With an average blade size of just 5.9 to 11.8 inches (15 to 30 cm), the tanto is the smallest traditional Japanese sword. However, it was still a common weapon used by samurai warriors throughout the region's feudal period. Many samurai warriors wore the tanto around a sash (obi), using it in close-combat scenarios. In this post, we're going to take a closer look at this traditional Japanese sword, revealing its origins and history.
What Is the Tanto?
Before we explore the origins of the tanto, let's first discuss this sword's characteristics. The tanto is essentially a dagger-like sword that was used primarily for stabbing -- but also for slashing -- attacks throughout feudal Japan. It's been designed in several variations, some of which include a straight edge, whereas others include a double edge. The most common variation, however, was a straight, single-edged blade. This is in stark contrast to the katana, which was designed almost exclusively with a curved edge.
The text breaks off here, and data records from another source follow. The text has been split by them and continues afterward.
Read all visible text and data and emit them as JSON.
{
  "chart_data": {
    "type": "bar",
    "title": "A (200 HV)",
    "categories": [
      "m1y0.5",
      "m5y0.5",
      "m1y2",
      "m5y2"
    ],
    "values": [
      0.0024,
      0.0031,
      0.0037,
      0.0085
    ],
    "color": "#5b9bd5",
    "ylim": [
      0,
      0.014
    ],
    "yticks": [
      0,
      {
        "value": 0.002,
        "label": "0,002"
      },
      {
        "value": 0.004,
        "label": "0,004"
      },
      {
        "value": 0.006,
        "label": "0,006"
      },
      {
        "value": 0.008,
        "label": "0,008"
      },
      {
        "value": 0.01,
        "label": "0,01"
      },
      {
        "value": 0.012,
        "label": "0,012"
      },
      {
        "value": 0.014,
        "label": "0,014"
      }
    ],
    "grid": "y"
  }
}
The invention of the Tanto
The tanto was invented sometime during Japan's Heian period (794 to 1185). During this time, samurai warriors discovered the need for a smaller "companion" sword. Prior to the tanto's invention, samurai warriors carried a single, larger sword, such as the katana. While effective in open spaces, the katana was difficult to use in small spaces, thereby prompting swordsmiths to create a new, smaller sword: the tanto.
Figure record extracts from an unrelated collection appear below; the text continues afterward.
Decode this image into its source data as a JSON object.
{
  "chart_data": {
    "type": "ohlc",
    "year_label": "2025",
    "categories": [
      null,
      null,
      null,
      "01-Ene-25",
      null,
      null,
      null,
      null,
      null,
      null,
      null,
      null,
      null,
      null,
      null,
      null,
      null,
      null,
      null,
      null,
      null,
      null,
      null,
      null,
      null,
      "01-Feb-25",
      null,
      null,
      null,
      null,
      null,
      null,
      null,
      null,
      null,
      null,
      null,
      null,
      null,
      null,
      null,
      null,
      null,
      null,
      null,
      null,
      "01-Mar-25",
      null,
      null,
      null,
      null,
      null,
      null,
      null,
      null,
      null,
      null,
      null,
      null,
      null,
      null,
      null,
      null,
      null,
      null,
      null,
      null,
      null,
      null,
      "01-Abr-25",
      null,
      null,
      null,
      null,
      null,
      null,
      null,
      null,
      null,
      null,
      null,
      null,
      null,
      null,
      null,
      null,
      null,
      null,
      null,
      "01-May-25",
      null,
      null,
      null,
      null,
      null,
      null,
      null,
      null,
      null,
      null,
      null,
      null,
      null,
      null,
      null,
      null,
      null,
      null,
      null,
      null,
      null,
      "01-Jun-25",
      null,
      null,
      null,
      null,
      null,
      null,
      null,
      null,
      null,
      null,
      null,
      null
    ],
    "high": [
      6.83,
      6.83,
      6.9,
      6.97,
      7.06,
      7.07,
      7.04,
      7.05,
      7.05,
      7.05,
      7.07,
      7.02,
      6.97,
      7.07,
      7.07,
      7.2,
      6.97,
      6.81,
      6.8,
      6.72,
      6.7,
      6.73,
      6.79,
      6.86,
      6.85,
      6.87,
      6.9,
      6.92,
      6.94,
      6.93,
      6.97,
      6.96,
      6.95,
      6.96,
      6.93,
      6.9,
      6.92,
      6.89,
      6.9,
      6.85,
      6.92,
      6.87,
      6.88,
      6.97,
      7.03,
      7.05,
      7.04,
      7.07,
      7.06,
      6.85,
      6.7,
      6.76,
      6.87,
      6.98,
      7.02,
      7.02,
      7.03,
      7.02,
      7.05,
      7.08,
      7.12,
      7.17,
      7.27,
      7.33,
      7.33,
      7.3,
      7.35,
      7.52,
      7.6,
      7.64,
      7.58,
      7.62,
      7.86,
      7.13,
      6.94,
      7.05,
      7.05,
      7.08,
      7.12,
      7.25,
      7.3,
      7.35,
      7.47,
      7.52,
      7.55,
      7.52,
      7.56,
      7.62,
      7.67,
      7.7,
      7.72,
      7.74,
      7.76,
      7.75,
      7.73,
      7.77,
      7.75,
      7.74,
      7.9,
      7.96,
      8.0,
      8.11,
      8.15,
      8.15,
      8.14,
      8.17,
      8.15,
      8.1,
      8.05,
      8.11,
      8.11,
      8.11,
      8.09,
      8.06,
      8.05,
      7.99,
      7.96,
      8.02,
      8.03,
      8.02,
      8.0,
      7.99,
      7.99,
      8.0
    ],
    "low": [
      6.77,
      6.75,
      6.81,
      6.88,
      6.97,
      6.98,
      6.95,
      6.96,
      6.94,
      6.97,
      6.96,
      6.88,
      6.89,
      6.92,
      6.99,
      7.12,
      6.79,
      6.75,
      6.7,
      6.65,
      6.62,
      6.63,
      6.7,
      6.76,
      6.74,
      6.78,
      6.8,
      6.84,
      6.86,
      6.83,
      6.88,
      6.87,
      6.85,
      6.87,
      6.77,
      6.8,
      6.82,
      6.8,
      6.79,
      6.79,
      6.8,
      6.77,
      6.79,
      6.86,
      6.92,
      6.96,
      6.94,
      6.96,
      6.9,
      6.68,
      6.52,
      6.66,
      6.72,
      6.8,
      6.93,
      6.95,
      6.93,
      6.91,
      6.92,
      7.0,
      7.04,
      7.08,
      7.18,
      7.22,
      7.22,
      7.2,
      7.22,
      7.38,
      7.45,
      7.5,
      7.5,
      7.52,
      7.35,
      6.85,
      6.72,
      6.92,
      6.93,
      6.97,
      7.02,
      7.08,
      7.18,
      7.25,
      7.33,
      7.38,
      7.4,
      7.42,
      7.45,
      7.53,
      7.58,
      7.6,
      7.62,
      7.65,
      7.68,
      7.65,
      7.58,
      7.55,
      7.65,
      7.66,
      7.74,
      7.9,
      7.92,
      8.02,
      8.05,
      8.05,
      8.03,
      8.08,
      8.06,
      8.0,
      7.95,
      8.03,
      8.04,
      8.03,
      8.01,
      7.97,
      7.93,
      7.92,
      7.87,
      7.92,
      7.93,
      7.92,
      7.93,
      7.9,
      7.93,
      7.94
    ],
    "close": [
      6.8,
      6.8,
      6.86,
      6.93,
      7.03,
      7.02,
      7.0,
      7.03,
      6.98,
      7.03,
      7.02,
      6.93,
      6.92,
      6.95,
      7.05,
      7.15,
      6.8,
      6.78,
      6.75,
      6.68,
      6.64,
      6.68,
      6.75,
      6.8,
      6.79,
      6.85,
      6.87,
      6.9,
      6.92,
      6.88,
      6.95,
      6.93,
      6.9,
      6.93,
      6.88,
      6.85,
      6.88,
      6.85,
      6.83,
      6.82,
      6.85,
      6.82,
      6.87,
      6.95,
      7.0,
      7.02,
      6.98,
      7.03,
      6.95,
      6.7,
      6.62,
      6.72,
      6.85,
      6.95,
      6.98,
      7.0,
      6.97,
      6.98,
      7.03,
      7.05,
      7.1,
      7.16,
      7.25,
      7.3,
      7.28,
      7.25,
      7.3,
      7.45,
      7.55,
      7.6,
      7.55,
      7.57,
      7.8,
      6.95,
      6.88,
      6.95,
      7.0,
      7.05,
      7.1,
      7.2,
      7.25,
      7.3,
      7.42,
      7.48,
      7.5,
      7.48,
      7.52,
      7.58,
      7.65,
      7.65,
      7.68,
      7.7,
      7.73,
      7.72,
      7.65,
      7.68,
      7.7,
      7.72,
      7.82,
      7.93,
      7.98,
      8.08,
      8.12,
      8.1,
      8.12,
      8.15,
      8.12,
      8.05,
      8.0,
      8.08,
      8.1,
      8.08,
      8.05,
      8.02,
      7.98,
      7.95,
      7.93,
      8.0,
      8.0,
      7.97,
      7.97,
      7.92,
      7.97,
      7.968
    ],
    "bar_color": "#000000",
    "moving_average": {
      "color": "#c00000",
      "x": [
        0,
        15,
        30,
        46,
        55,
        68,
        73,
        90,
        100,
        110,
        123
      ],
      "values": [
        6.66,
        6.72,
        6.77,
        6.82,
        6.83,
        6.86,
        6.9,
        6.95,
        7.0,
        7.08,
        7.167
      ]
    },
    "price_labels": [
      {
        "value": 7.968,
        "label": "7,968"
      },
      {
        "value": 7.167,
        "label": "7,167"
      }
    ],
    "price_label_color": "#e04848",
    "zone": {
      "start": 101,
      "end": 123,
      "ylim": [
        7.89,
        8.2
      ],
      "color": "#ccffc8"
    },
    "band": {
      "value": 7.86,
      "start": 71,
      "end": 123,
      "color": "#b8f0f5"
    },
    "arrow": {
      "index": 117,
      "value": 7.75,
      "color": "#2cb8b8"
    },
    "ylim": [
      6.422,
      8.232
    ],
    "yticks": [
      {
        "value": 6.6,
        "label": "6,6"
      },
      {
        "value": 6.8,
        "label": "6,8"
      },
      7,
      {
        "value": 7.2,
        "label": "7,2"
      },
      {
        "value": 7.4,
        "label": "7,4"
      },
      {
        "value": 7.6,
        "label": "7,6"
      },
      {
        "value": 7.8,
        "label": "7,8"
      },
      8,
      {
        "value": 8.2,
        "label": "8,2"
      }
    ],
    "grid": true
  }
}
Around the middle of the Heian period, most samurai warriors began carrying a long sword like the katana and a small sword like the tanto. This versatile combination allowed samurai warriors to engage in combat in both small and open spaces.
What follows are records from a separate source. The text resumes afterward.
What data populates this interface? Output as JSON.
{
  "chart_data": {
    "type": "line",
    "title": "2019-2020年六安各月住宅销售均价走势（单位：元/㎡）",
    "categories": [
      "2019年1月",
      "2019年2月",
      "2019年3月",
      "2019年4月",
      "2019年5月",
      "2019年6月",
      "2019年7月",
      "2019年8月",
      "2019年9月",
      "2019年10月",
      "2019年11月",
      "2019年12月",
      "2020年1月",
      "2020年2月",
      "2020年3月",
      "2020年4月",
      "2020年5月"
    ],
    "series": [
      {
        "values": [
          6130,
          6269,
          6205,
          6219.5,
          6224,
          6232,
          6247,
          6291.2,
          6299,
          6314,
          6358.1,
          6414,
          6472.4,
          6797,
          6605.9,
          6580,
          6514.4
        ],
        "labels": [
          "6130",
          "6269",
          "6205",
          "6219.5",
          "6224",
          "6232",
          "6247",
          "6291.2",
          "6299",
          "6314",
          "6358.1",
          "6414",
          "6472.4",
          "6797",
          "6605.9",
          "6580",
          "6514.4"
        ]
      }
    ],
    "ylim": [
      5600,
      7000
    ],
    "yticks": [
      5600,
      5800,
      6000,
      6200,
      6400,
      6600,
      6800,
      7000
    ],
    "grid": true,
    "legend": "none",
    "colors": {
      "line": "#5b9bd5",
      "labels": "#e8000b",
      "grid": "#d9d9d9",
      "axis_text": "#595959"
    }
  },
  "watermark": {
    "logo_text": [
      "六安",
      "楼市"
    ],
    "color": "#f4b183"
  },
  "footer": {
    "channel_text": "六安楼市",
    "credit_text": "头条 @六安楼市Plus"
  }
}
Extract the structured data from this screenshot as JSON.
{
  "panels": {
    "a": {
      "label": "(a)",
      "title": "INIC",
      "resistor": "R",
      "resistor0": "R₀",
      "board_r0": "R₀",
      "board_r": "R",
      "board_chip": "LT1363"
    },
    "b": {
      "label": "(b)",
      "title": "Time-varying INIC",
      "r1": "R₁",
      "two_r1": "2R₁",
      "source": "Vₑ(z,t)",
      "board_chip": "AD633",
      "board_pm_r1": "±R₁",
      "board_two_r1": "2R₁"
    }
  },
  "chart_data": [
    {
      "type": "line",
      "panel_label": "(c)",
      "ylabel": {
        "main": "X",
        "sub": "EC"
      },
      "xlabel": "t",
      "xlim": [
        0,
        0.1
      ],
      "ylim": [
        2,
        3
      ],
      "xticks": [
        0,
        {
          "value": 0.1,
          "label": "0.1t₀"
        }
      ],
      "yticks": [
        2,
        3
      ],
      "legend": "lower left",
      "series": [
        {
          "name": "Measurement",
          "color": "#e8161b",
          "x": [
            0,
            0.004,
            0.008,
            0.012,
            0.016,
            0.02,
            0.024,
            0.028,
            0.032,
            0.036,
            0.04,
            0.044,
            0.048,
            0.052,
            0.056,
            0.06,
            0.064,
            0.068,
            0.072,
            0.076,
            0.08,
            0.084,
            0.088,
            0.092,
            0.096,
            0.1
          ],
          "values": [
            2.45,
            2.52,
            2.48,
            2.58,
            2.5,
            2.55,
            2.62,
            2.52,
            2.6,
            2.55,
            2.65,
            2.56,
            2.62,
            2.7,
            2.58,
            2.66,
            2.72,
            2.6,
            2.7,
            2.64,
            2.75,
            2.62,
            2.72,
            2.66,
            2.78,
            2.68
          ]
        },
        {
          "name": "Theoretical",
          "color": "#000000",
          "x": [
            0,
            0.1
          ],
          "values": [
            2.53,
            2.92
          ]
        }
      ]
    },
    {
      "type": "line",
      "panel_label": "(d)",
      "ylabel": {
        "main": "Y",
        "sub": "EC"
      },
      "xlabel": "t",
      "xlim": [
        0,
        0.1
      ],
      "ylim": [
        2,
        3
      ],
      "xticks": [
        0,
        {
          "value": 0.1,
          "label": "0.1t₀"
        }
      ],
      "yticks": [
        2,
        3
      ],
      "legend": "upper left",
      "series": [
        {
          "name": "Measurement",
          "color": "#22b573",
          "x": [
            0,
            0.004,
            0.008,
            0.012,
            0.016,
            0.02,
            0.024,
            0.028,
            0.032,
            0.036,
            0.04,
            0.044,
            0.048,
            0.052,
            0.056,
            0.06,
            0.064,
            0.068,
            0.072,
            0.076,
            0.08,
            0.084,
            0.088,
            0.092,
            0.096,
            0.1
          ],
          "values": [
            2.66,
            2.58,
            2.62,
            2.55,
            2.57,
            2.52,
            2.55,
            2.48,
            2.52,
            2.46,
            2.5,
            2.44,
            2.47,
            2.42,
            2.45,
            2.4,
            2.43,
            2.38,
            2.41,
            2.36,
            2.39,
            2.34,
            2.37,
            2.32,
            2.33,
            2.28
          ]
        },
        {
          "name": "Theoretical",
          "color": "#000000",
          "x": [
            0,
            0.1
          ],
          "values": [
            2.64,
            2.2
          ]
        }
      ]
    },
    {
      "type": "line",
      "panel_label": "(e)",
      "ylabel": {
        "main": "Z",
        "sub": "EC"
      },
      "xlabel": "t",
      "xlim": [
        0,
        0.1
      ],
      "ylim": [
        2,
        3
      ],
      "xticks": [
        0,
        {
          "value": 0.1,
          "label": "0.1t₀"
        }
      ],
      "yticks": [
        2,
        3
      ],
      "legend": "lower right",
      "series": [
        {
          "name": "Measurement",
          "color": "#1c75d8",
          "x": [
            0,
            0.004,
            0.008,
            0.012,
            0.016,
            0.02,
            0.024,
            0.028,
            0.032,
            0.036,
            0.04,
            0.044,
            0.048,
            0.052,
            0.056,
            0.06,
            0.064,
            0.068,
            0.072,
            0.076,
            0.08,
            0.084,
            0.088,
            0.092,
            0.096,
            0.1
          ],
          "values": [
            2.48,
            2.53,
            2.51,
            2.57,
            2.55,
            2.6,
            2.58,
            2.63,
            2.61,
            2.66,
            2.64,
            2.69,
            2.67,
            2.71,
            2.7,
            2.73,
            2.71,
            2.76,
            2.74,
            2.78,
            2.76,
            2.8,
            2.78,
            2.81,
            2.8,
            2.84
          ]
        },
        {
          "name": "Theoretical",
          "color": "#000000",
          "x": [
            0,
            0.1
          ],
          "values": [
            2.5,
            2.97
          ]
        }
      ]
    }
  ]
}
Improvements in the Tanto's Design
Following the Heian period, swordsmiths had perfected the tanto's design. Swordsmiths began to include additional aesthetic features on the tanto, such as carvings on the handle and patterns on the blade. They also used higher quality steel, allowing for a stronger and more versatile blade. Rather than using standard steel, for example, they used tamahagane steel. Because of its higher carbon content, tamahagane steel offered greater strength and durability, allowing for a better all-around tanto.
Edo Period Tanto
Like many traditional Japanese swords, the tanto began to fade from use. By the late Edo period, only a few swordsmiths still produced this iconic traditional sword, one of whom was Suishinshi Masahide. Today, the tanto is no longer used for combat purposes, but it is used for collecting and martial arts.